3 Unconventional Freelance Pricing Models that Clients Love

It doesn’t really matter how much value you deliver, how far ahead of deadline you deliver it, or how above and beyond the agreed-upon scope of work you go. Getting your clients to pay up can sometimes be a challenge.

Any measure you take to reduce friction along the way can help, which is why allowing your clients to pay you via credit card straight from your invoices is so important. There are also things you can do with your proposals ahead of time to help get your clients in the right mindset about paying you – before you even get their green light to start working.

If you get bold and start to experiment with unconventional ways of linking deliverables to dollars, you might find your customers suddenly losing their grip on their purse strings. Leverage the below three pricing models to improve the overall experience of doing business with you, effectively minimizing friction to your billing processes.

  1. Delayed Payment

The credit card industry is among the most profitable in the world, and there’s a key psychological principle that explains the success of credit cards among consumers. This principle is what makes gift certificates and subscription billing so successful as well. By disassociating the purchase commitment process from the payment process, we avoid the emotional baggage that goes along with handing over our money and are suddenly free to spend more.

This same principle can be applied to freelancers and small business service providers. When your price quote’s payment terms stipulate a delay of weeks between committing to a work order and actually paying for it, your prospects will be more likely to agree. They might have to pay before they get what they ordered, but it doesn’t matter – by disassociating their commitment from their wallets, you’re maximizing the chances that they’ll close, that they’ll be happy and that they’ll pay up on time.

As a solution for a freelancer, either have your client pay up-front or bill after the fact, so that the goods or services you provide are distanced from the experience of paying for them. If you offer ongoing services, consider adopting a subscription model for a monthly retainer. Make your actual work as separate as possible from invoicing processes, and you’ll likely both increase satisfaction and reduce payment lag times.

  1. Combined Payment

Why are people interested in doing business with you? Do they want you to take care of each and every element in your project’s scope of work? Of course, but that’s not why they’ve turned to you for help. They want to feel that they’re being served well – that a significant aspect of their business is off their plates and that they can rest well knowing that you’re on the case.

This is why freelancers find so much success by diversifying services, offering their clients a variety of sometimes remotely related types of work. Once your relationship is blossoming and you’re building a strong sense of trust, there’s so much more that you can do together. And when the patterns start to emerge, you can start to offer bundles of services as products unto themselves.

If you’re a designer, for example, you might do well to combine logo design with business card design and printing. When you bundle products or services together so that people can commit to pay just once for several different items, your customers have a more positive purchasing experience. Because the items are all purchased together, your clients will face fewer individual decisions to buy.

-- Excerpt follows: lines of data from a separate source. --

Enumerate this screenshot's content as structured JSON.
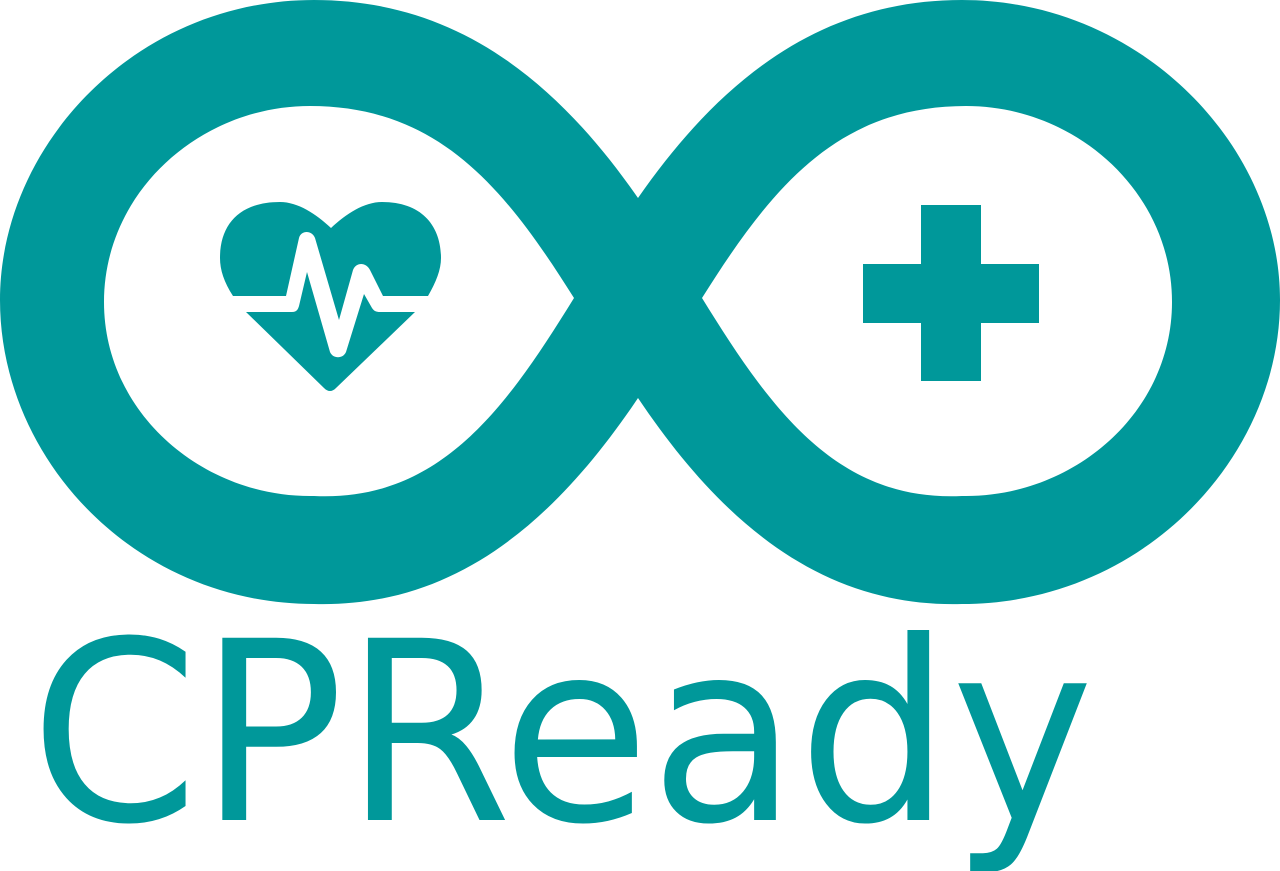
{
  "logo": {
    "wordmark": "CPReady",
    "brand_color": "#00989A",
    "background_color": "#FFFFFF",
    "left_loop_icon": "heart-pulse-icon",
    "right_loop_icon": "medical-cross-icon"
  }
}
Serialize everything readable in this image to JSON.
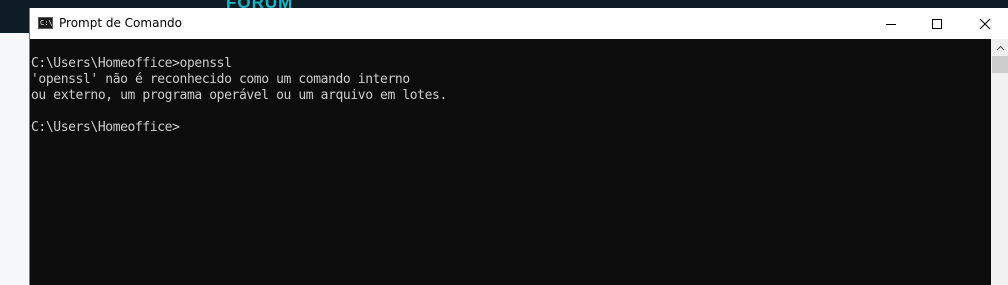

That makes it both easier on the buyer and on the seller, as the risk of the buyer walking away from some of those purchases is not on the table.

Of course, bundling is at its most effective when the bundle of goods or services means that the buyer is getting a good deal – where the cost of the individual items would indeed have been more than the bundled package. But that’s more a matter of value presentation than actual savings. Experiment with bundling your services into products, and you’ll increase your likelihood of conversion, satisfaction and efficient collections.

  1. Contextualized Payment

Nobody is buying anything in a vacuum – not even if they are buying a vacuum cleaner. Psychological pricing is all about signposts that allow your prospects to compare apples with oranges. A good deal on an apple might seem like an overpriced swindle if you don’t show your prospects how much better of a deal the apple is than the orange.

People will spend more on artisanal bread than on regular supermarket brand bread, for example. Exactly how much they will spend, however, depends on the baseline they are exposed to in their purchasing environment. If the no-name brand costs $1.69, then the special loaf might pull in $3.25 – but $5.00 would be pushing it. If the no name brand costs $3.19, however, then that premium one starts to look like less of a markup.

This practice is known as “anchoring,” whereby the first price shown sets the expectations for the range of what’s going to appear around it. Parting with money is much easier when we feel that the amounts are negligible, so anchoring effectively amplifies this impression.

Since freelancers aren’t supermarkets, the idea of providing context for your own pricing may a bit of a challenge. If you can provide a context for your clients, comparing your pricing to less useful options that are only slightly less expensive, then they’ll feel like they’ve found major value by making the purchase.

Feed Your Bottom Line

Even when people purchase things that they truly want, and are truly excited to buy, the challenge of making that purchasing experience a positive one remains.

The best you can do for your customers is to make it easy for them to make a decision. If you can accomplish this, then you’ll be far more likely to close deals, get paid quickly and acquire repeat business.